Ithaka Harbors, Inc.
- Formation: 1995; 31 years ago
- Founder: Andrew W. Mellon Foundation
- Type: 501(c)(3) Not-for-profit
- Headquarters: 165 Broadway, 5th Fl, New York, NY 10005
- Coordinates: 40°45′48″N 73°57′59″W﻿ / ﻿40.76333°N 73.96639°W
- Products: JSTOR, Artstor, JSTOR Access in Prison
- Key people: Kevin M. Guthrie; Henry Bienen;
- Revenue: $85,732,800 (2014)
- Website: ithaka.org

= Ithaka Harbors =

US not-for-profit organization focused on digital technology in higher education

Ithaka Harbors, Inc. (stylized as ITHAKA) is an American not-for-profit, the parent company of digital library website JSTOR, the digital preservation service Portico, and the research and consulting group Ithaka S+R. Its stated mission is to "help the academic community use digital technologies to preserve the scholarly record and to advance research and teaching in sustainable ways". Ithaka was founded in 2003 by Kevin M. Guthrie. Ithaka's total revenue was $105 million in 2019, most of it ($79 million) from JSTOR service fees.

==History==
JSTOR was founded in 1995 under the direction of current Ithaka president Kevin M. Guthrie. Guthrie also served as the founding president of Ithaka in 2004. Both organizations were initially funded by grants from the Andrew W. Mellon Foundation, which at the time was led by William G. Bowen.
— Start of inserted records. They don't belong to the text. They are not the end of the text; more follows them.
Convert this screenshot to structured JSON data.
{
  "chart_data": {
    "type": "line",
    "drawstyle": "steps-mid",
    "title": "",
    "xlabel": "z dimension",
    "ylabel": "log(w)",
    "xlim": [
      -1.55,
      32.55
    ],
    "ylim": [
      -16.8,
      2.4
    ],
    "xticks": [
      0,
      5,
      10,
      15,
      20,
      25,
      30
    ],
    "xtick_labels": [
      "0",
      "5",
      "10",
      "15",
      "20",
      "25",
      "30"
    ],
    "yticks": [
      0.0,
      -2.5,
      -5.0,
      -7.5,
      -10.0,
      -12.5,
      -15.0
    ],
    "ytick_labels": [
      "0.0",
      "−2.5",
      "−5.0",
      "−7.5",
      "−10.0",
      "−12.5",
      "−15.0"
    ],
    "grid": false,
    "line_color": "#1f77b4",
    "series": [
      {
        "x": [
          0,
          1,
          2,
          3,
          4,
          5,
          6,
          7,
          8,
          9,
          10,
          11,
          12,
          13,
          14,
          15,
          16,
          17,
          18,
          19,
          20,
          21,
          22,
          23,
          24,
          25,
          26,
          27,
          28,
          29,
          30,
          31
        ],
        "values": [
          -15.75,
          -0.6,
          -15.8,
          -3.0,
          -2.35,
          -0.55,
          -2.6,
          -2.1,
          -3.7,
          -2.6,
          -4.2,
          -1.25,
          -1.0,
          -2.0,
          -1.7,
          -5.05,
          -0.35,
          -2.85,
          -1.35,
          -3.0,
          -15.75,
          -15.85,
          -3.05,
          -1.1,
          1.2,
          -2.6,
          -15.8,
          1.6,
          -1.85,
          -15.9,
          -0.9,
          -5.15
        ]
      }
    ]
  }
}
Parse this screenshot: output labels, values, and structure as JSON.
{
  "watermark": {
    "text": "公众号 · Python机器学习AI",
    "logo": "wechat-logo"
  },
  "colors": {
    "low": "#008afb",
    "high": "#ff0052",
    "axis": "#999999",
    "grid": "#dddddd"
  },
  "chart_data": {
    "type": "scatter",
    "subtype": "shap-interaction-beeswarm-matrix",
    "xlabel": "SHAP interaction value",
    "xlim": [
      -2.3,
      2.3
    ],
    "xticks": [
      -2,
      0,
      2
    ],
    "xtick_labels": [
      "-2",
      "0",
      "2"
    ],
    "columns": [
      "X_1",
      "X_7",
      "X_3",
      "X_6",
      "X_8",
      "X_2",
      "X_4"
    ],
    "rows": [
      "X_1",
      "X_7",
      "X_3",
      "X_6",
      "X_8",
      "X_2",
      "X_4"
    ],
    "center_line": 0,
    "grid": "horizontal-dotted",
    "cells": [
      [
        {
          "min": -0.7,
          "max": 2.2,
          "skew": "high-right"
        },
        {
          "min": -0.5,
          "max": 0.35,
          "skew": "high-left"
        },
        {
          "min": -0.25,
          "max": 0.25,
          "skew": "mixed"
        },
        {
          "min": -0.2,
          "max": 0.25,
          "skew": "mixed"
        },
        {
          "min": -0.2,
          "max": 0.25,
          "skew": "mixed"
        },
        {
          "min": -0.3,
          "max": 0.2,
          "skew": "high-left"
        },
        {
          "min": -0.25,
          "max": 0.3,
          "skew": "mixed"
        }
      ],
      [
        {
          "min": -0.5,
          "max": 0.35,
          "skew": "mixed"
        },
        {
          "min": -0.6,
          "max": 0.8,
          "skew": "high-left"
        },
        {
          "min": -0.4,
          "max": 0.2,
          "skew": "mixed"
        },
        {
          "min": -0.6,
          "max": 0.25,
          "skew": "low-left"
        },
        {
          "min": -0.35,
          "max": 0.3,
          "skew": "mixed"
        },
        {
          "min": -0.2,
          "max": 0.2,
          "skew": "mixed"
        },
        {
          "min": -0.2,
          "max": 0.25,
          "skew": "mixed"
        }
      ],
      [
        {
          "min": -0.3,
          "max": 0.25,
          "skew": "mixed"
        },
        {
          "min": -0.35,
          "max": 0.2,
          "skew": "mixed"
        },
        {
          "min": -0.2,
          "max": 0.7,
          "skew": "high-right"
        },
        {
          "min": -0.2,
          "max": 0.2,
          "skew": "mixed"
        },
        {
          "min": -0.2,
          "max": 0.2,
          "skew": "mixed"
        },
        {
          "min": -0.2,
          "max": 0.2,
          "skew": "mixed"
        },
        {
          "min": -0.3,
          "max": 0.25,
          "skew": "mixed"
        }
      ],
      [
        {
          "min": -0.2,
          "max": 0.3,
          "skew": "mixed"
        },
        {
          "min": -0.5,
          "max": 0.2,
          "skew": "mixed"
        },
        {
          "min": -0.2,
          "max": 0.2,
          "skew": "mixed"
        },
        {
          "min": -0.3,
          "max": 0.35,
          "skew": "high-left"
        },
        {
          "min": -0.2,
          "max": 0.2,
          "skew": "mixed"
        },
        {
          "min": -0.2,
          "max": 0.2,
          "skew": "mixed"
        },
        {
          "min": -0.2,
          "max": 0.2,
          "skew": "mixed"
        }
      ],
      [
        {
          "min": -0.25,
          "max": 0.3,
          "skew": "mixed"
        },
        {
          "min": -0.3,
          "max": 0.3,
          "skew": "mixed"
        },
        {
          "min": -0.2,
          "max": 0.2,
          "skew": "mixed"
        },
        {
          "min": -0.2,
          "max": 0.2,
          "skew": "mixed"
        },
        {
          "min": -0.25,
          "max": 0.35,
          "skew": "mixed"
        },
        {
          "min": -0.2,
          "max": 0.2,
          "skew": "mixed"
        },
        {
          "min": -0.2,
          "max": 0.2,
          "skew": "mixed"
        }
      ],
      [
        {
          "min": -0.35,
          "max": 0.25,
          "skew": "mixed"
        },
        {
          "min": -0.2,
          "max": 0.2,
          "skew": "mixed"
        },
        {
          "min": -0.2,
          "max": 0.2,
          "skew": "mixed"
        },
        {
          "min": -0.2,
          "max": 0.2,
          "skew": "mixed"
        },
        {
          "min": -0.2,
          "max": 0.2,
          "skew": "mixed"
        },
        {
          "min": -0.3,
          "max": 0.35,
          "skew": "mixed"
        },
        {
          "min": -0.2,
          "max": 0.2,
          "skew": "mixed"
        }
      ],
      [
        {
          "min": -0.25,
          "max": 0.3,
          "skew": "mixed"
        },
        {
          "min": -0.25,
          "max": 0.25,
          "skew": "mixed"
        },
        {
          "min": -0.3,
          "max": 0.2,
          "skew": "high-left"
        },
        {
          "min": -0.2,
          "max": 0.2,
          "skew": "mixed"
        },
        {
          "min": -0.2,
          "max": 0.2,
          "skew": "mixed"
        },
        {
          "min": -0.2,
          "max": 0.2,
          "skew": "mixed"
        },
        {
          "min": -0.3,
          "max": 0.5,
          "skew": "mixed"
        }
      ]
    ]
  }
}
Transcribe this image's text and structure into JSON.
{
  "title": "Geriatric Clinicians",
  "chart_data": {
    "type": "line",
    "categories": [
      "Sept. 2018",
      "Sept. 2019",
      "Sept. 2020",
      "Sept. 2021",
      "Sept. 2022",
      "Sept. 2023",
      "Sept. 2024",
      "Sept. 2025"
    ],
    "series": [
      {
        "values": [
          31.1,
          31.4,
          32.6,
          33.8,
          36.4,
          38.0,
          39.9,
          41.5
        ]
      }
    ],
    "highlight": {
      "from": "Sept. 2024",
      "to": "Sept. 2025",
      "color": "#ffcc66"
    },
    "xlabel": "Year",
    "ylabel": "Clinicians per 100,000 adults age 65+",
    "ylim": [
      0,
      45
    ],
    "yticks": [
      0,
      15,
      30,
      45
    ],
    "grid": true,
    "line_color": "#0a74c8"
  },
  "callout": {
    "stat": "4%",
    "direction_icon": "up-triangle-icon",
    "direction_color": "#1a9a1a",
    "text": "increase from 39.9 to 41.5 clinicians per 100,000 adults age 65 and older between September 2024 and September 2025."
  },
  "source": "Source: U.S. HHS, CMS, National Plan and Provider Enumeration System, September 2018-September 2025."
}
The two organizations announced that they would merge in 2009 after years of working together closely.
The organizations stated that the merger was "a natural progression" and that they would work together to help "academic institutions use digital technology to enhance scholarship and teaching and reduce system-wide costs through collective action."

==Services==

===JSTOR===

JSTOR is a major database of academic research materials, with content that includes books, journals, and primary sources.

===Portico===
Portico was created by JSTOR in 2002 as the Electronic-Archiving Initiative. It was transferred to Ithaka in 2004. Portico operates as a "'dim' archive for e-journal content" that stores information from scholarly journals and acts as a last-resort backup when a publisher discontinues a publication or goes out of business. For example, the part of Portico housing the journal Graft: Organ and Cell Transplantation was "lit up" and became publicly accessible after access to that journal's website was removed by its publisher. In 2019, Portico generated $6.3 million in revenue.

===Ithaka S+R===
Ithaka S+R is a research and consulting service that releases public research reports and offers consulting services to libraries, publishers, scholarly societies, universities, and other non-profit organizations. Ithaka S+R conducts triennial surveys of faculty members and library directors in the United States. In 2019, Ithaka S+R generated $1.8 million in revenue.

==Awards==
The same year that Ithaka Harbors obtained Portico, the Library of Congress gave a $3 million NDIIPP grant to the company for it to "develop, test, and operate one or more electronic archives for electronic journals", along with providing "long-term access to those journals". The endeavor was known as the Portico Project.

The National Endowment for the Humanities and the Institute of Museum and Library Services named Ithaka Harbors as one of the four recipients of their 2008 Digital Partnership grant awards. The company was chosen because of its Protecting Future Access Now: Developing a Prototype Preservation Model for Digital Books project, which is meant to be a "prototype preservation service that will provide a practical model for the preservation of digitized books."

Ithaka Harbors received federal contract awards in 2010 and 2011. The former was $75,000 given by the US Department of Labor for their "Archived E-journal Collections". A year later, the Department of the Army awarded $17,000 for collection additions of "books, maps and other publications".

==Notable trustees==

- Henry S. Bienen, former president of Northwestern University
- William G. Bowen, President Emeritus of The Andrew W. Mellon Foundation, former president of Princeton
- Ira Fuchs, former vice president of the Andrew W. Mellon Foundation
- Catharine Bond Hill, President of Vassar College
- Alexandra W. Logue, Executive Vice Chancellor and Provost of the City University of New York (CUNY)
- Judith Shapiro, former President of Barnard College
- Stephen M. Stigler, Professor at the Department of Statistics of the University of Chicago.